As college students, we all have our own horror stories about textbooks. Mine involves a $250 investment in one term of organic chemistry – right before I decided not to go to med school. A friend of mine still complains, years later, about the $65 lab book he used twice. We know, firsthand, all the tricks the textbook industry uses to grab our money – the bundled CD-ROMs and study guides we don’t need, the unnecessary new editions that kill off the used-book market and the shrink wrap that keeps us from returning our books if we have the temerity to drop the course after seeing just how boring the book actually is.
There might not be much the University can do about the broader sins of the publishing industry. There is, however, one easy and obvious move the University could make to lessen the burden of textbooks on students: make sure students know what books they’ll need well before classes start.
While campus bookstores used to have a virtual monopoly over textbook sales, the Internet offers students cheaper options, from used books to the international editions that publishers sell overseas at a fraction of the cost they charge comparatively rich American kids.
Buying textbooks online might seem like yet another free market triumph in the post-Cold War world. But here as always, capitalism doesn’t work as perfectly as a starry-eyed Ayn Rand devotee might think. You see, there’s a distortion in the market because of imperfect information – no one will tell us which damn books to buy.
It’s a pretty obvious problem, and students have worked on it before. Former Michigan Student Assembly President Hideki Tsutsumi made posting textbook lists on the College of Literature, Science, and the Arts course guide a goal during his term five years ago. (Incidentally, he won office by walking around campus wearing a sandwich board and talking to students for a year before the election, I kid you not. MSA presidential hopefuls, take note.)
Despite his efforts, only 20 percent of LSA courses then offered listed textbook information by the end of his term. While there certainly are courses whose professors are thoughtful enough to let prospective students know which books they will need, I doubt from my experiences that the overall fraction of courses providing textbook information has gone up terribly much since.
I asked LSA Student Government President Andrew Yahkind if LSA-SG was doing anything about textbook prices. He’s well aware of the problem: “People don’t talk about it,” he says, “but not everyone buys textbooks for their courses.” That alone ought to give pause to professors convinced that this year’s latest-and-greatest new edition – available shrink-wrapped but not used, of course – really provides the best education.
Yahkind spoke about LSA-SG’s proposal this fall that would require professors to post syllabi online two weeks before classes start, in order to make sure students know what courses they were getting into and had time to buy their books online. The administration’s reaction? “Unfortunately, the response I’ve gotten from the administration hasn’t been too enthusiastic about setting any sort of deadline,” Yahkind said.
The LSA administration, indeed, is not enthusiastic. LSA Associate Dean Robert Megginson says he is concerned about the prices that students pay for textbooks. He denies, however, that it would be feasible to implement and enforce any requirement that LSA professors tell their students what books they will need. “It would be a difficult thing to actually require,” Megginson said, adding that faculty often decide what books to use at the last minute. “This is a very strong faculty-governance school, and generally requirements that are imposed on faculty have to be imposed by the faculty themselves, not by the administration.” The undergraduate chairs of individual LSA departments, Megginson said, might be better able to get their faculty to list textbooks online.

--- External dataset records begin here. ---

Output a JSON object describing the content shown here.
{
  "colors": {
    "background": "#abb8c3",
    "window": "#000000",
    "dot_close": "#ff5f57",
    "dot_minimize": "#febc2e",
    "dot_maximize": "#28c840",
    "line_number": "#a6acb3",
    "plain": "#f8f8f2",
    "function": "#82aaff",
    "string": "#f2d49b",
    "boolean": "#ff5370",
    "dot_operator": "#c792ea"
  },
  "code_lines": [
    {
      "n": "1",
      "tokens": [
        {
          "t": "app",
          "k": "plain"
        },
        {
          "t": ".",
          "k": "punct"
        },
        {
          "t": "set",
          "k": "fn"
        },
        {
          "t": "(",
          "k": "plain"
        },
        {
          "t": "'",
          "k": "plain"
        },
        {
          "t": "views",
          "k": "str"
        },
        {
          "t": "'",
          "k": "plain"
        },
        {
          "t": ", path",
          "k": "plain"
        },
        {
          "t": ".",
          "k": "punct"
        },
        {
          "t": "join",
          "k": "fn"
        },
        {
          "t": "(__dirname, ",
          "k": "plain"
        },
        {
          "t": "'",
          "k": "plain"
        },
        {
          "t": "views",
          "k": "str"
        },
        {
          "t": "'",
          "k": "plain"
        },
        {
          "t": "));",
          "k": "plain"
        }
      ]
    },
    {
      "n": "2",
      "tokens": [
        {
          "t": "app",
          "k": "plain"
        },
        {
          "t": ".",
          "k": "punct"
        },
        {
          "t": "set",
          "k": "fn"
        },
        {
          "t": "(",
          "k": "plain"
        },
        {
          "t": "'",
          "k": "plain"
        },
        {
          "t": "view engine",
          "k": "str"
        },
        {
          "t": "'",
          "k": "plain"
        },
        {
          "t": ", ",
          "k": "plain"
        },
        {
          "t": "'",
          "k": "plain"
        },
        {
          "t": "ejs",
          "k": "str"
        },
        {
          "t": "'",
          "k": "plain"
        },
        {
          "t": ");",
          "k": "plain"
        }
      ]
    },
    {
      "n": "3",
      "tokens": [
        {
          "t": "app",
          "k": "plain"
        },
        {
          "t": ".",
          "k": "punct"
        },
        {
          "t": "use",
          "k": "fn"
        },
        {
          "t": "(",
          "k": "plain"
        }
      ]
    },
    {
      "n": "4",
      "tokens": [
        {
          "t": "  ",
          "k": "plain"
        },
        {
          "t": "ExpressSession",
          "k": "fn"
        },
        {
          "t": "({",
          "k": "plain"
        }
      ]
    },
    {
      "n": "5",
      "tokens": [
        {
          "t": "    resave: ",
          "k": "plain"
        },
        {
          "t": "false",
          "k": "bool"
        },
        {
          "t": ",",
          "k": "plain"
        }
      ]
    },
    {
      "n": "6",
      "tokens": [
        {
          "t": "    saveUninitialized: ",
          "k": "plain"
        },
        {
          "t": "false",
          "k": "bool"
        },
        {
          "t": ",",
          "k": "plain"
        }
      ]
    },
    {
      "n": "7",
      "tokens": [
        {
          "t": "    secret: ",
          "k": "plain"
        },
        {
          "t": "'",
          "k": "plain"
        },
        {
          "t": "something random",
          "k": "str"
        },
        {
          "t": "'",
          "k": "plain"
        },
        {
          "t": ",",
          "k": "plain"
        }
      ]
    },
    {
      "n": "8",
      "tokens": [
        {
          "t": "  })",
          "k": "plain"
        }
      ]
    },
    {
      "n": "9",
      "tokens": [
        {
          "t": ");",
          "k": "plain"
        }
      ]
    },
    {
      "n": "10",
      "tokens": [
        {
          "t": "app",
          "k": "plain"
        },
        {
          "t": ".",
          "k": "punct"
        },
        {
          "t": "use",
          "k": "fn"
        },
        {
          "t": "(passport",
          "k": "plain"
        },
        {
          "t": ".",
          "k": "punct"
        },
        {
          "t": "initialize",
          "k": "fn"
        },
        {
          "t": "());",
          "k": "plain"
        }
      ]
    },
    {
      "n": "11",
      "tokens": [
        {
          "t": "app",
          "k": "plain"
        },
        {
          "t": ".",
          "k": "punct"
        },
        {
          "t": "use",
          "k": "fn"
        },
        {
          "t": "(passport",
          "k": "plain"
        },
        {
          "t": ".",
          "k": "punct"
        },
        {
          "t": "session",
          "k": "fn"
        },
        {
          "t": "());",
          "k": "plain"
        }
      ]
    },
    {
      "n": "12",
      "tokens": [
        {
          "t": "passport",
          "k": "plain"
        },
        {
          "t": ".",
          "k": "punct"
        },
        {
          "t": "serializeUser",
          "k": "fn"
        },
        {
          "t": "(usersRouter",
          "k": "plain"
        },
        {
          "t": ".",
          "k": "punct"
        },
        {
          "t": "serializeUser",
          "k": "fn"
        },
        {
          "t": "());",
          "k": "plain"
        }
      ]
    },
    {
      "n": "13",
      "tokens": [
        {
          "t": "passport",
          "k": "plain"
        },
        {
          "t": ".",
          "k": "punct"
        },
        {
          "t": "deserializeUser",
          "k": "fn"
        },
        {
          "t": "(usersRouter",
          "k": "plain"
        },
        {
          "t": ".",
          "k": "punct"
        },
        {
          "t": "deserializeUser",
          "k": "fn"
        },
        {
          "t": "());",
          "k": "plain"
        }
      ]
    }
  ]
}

Yahkind hopes to still make some progress, saying that LSA-SG now plans to talk to individual departments about making syllabi available earlier online. He suspects, though, that the LSA administration could require professors to list syllabi earlier. “I still believe that, if the faculty and if the administration wanted it enough, it could be required,” he said.

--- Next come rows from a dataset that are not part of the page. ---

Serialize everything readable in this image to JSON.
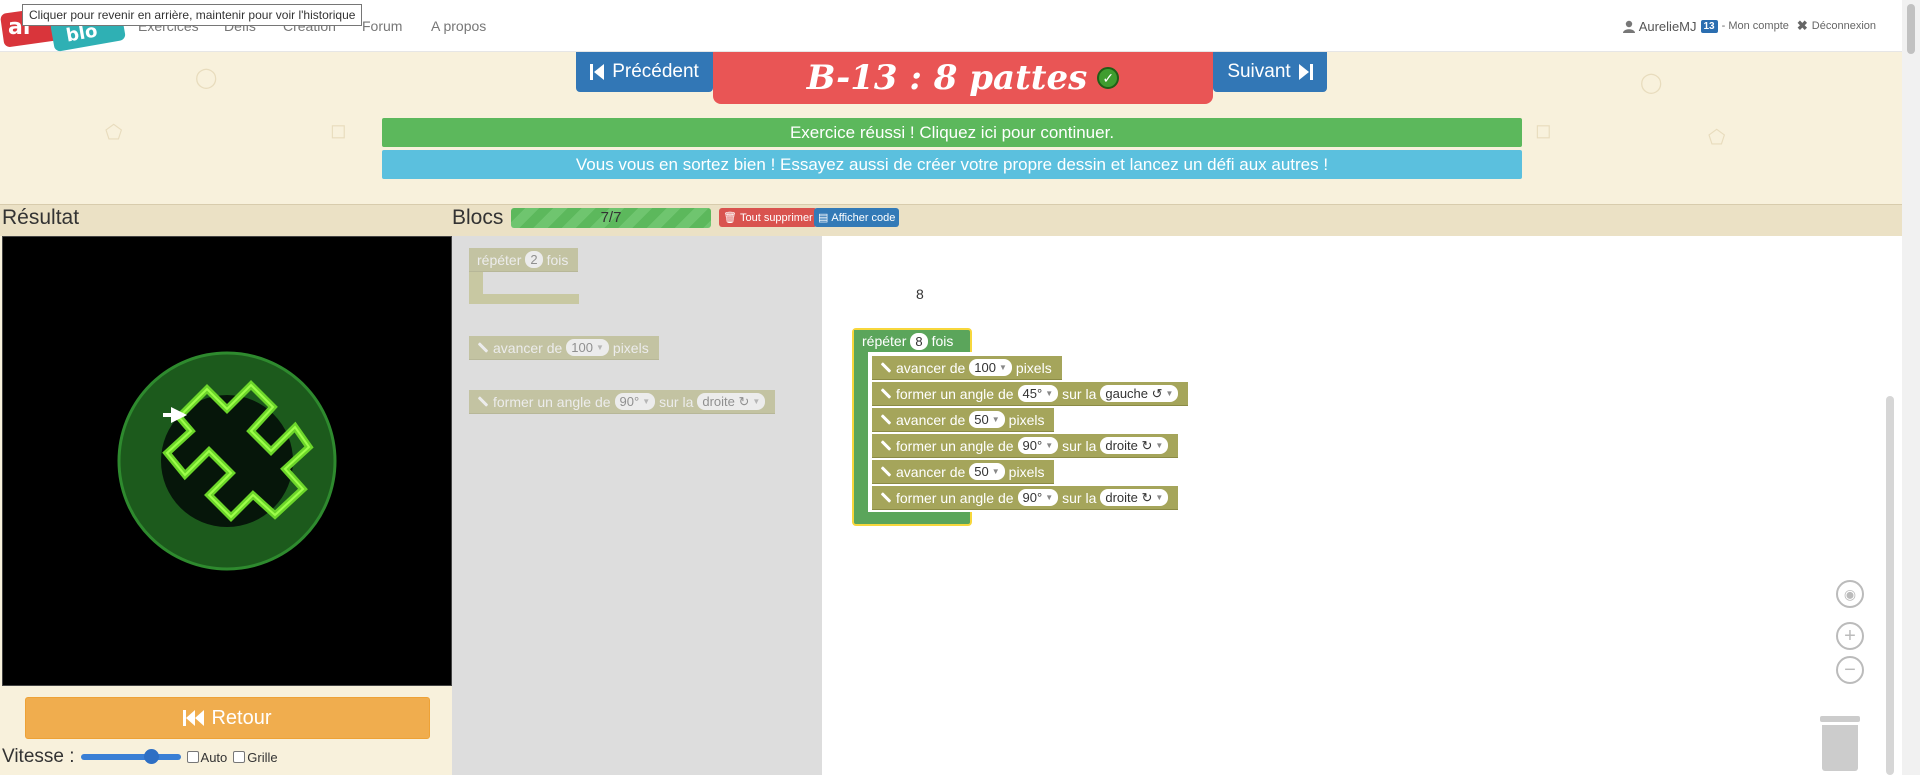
{
  "nav": {
    "logo_part1": "al",
    "logo_part2": "blo",
    "tooltip": "Cliquer pour revenir en arrière, maintenir pour voir l'historique",
    "links": [
      "Exercices",
      "Défis",
      "Création",
      "Forum",
      "A propos"
    ],
    "user": "AurelieMJ",
    "level_badge": "13",
    "account": "- Mon compte",
    "logout": "Déconnexion"
  },
  "header": {
    "prev_label": "Précédent",
    "next_label": "Suivant",
    "title": "B-13 : 8 pattes",
    "success_msg": "Exercice réussi ! Cliquez ici pour continuer.",
    "info_msg": "Vous vous en sortez bien ! Essayez aussi de créer votre propre dessin et lancez un défi aux autres !"
  },
  "result": {
    "title": "Résultat",
    "retour_label": "Retour",
    "speed_label": "Vitesse :",
    "speed_level": 0.75,
    "auto_label": "Auto",
    "grid_label": "Grille"
  },
  "blocks_panel": {
    "title": "Blocs",
    "progress": "7/7",
    "delete_all": "Tout supprimer",
    "show_code": "Afficher code"
  },
  "toolbox": {
    "repeat": {
      "pre": "répéter",
      "value": "2",
      "post": "fois"
    },
    "forward": {
      "pre": "avancer de",
      "value": "100",
      "post": "pixels"
    },
    "turn": {
      "pre": "former un angle de",
      "value": "90°",
      "mid": "sur la",
      "dir": "droite ↻"
    }
  },
  "workspace": {
    "comment": "8",
    "repeat": {
      "pre": "répéter",
      "value": "8",
      "post": "fois"
    },
    "statements": [
      {
        "kind": "forward",
        "pre": "avancer de",
        "value": "100",
        "post": "pixels"
      },
      {
        "kind": "turn",
        "pre": "former un angle de",
        "value": "45°",
        "mid": "sur la",
        "dir": "gauche ↺"
      },
      {
        "kind": "forward",
        "pre": "avancer de",
        "value": "50",
        "post": "pixels"
      },
      {
        "kind": "turn",
        "pre": "former un angle de",
        "value": "90°",
        "mid": "sur la",
        "dir": "droite ↻"
      },
      {
        "kind": "forward",
        "pre": "avancer de",
        "value": "50",
        "post": "pixels"
      },
      {
        "kind": "turn",
        "pre": "former un angle de",
        "value": "90°",
        "mid": "sur la",
        "dir": "droite ↻"
      }
    ]
  },
  "colors": {
    "accent_red": "#e95555",
    "nav_blue": "#3277b6",
    "success_green": "#5cb85c",
    "info_blue": "#5bc0de",
    "block_gold": "#a5a55b",
    "block_green": "#5ba55b",
    "retour_orange": "#f0ad4e"
  },
  "icons": [
    "user-icon",
    "logout-icon",
    "step-backward-icon",
    "step-forward-icon",
    "check-icon",
    "trash-icon",
    "code-icon",
    "fast-backward-icon",
    "recenter-icon",
    "zoom-in-icon",
    "zoom-out-icon"
  ]
}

That seems right to me. It doesn’t do much good to get a softcover version online for a third of the cost if the book doesn’t show up until a month into the term. Requiring that professors actually tell us which books we will need isn’t some grave imposition, regardless of the bureaucratic barriers. Such a simple change that would save students money each semester is just the sort of policy that the faculty and administration should support if they’re concerned about their students. We’re the ones draining our families’ finances and going into debt ourselves to pay our professors’ six-figure salaries, after all.